Here is a basic, old-fashioned plant, Weigela florida "Carnival," and there truly is nothing more beautiful in my garden now. It's been on the east side of my house for maybe six years, just peaking out to the south side, so I guess you could say it gets partial sun. Its spreading, arching habit has always been a bit of a problem because it needed something. A wrought-iron arch, say, to be draped upon.
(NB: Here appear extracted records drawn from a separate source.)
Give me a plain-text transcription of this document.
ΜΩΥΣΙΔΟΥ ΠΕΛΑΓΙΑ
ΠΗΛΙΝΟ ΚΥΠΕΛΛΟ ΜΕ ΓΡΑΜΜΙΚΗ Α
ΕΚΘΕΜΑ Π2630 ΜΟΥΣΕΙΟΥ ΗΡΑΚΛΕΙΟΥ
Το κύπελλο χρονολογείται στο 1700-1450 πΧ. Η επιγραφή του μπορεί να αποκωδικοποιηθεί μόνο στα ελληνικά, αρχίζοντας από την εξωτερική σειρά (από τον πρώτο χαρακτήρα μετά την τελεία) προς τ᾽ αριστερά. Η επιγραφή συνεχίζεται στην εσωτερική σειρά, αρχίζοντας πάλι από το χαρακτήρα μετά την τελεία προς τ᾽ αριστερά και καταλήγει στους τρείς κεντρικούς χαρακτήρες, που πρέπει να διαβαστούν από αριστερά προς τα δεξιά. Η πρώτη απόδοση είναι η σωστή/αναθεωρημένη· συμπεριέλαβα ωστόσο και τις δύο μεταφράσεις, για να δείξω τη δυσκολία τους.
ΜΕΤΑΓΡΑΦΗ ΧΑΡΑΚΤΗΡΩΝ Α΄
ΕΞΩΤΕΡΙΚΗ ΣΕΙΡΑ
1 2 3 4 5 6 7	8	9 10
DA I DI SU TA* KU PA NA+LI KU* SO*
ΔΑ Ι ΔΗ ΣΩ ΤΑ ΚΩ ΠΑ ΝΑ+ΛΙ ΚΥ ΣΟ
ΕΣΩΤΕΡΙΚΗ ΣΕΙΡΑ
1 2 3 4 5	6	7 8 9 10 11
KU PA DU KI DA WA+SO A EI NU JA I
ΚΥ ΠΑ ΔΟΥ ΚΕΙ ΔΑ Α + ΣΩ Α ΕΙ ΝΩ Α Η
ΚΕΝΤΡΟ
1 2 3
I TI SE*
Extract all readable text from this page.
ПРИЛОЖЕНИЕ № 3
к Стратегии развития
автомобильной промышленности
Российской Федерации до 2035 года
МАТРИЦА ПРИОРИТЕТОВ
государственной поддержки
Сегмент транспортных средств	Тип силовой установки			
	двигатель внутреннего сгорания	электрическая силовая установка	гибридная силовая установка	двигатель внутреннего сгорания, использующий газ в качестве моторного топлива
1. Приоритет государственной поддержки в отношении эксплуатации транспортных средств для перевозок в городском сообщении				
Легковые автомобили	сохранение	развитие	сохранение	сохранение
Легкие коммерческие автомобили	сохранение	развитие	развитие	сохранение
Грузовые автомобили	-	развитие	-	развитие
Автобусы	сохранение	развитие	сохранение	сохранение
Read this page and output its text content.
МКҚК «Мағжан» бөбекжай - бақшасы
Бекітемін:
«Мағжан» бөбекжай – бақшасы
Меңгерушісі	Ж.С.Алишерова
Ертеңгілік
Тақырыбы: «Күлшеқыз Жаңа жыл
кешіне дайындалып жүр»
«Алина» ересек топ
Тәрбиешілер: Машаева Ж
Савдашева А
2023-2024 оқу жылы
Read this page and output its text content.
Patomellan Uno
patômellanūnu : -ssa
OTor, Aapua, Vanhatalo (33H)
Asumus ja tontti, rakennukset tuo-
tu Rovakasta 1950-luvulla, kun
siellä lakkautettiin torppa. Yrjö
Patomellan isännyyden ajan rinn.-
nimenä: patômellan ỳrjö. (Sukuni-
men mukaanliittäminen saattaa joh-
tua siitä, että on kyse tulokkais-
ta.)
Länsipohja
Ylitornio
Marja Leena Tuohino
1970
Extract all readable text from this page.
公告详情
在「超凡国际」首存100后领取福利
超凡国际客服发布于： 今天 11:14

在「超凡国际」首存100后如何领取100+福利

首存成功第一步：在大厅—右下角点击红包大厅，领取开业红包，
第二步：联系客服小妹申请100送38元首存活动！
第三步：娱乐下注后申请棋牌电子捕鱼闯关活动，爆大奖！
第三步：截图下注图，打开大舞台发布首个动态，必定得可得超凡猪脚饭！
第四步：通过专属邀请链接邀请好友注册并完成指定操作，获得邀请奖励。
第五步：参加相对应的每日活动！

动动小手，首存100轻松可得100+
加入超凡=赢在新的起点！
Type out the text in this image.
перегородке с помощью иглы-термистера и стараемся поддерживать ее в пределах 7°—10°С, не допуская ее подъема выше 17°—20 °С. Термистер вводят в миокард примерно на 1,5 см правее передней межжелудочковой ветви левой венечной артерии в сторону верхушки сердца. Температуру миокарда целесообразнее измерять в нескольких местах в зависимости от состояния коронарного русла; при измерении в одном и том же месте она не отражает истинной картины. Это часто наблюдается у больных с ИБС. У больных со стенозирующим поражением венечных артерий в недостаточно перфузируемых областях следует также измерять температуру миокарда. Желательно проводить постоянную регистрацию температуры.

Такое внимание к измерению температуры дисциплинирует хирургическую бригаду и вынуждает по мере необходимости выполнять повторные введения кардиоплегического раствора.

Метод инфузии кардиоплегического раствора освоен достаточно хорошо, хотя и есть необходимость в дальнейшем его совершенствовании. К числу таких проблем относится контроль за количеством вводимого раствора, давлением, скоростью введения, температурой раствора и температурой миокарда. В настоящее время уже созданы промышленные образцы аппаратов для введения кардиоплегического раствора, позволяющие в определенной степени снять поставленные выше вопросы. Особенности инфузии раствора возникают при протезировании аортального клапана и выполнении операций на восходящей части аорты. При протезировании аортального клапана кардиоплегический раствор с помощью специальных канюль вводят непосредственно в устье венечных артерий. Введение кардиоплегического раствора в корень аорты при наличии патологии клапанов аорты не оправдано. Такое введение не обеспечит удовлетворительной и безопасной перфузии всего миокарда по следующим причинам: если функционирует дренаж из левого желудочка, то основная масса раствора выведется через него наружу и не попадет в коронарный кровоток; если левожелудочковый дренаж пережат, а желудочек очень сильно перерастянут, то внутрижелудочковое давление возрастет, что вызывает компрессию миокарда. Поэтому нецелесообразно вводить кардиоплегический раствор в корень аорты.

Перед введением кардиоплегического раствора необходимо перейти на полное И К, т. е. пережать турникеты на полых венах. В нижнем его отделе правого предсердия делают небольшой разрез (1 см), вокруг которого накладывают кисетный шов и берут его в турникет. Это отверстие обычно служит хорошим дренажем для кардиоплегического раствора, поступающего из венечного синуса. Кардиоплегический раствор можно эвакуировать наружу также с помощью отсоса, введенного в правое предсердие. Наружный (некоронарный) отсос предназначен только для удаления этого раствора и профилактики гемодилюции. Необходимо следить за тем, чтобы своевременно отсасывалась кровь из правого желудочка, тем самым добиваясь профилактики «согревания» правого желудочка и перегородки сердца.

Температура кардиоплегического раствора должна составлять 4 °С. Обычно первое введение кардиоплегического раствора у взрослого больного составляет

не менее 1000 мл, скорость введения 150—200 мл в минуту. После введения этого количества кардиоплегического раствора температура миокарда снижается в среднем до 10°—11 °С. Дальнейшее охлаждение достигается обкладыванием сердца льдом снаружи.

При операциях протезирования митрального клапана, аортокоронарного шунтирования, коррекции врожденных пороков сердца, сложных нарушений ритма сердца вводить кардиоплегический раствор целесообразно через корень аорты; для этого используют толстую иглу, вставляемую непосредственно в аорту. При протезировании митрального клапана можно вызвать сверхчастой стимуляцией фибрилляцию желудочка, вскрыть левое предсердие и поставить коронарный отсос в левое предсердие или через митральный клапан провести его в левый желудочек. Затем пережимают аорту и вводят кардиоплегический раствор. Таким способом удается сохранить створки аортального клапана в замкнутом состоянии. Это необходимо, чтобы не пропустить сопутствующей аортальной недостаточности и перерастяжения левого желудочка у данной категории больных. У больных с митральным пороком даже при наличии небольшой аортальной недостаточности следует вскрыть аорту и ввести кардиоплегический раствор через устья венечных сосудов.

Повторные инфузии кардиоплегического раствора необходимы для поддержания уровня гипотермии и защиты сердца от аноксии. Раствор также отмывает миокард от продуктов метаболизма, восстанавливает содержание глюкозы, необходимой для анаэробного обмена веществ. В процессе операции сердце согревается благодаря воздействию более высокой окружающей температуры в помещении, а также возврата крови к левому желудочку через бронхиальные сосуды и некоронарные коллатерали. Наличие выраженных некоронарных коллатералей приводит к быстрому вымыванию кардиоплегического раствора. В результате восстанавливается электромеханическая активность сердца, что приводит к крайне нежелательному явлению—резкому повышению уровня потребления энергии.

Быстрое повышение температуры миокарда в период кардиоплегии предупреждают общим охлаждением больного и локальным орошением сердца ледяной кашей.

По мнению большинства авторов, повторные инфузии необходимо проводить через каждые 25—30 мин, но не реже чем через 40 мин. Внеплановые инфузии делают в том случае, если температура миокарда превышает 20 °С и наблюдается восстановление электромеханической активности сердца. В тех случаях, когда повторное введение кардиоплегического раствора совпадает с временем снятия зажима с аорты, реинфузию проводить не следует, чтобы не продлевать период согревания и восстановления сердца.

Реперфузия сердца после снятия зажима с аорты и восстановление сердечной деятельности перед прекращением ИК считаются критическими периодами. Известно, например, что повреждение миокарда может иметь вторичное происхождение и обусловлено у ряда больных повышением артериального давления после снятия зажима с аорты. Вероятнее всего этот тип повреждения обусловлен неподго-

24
Some people never do anything to these shrubs and they can get honking big (the plants, not the people). Because mine is on the narrow side of the garden I've kept it pruned. Just a few weeks ago I moved the wrought iron arch that you can barely see to this spot, which is just at the entrance to the backyard, and am SO GLAD that for whatever reason I didn't cut the weigela way back earlier this year, as I had thought to do after the December storm. I've woven some of its long, flexible branches through the arch and now I have this gorgeous bower. When the weigela is finished blooming a couple clematis will come along. I've rarely been happier with the way a spot is turning out.

There are at least a dozen weigela varieties, some of them growing only a couple feet tall (like "Minuet" and "Wine and Roses." They're all terrific, I think, it just depends on what you need in what space. They're two-season plants, with no fall color and no great structure to recommend them in winter. But they're just so easy, requiring no more care than you care to give them; and Carnival in particular is so pretty, with its tubular flowers of many shades of pink. It's the ultimate girly-girl shrub.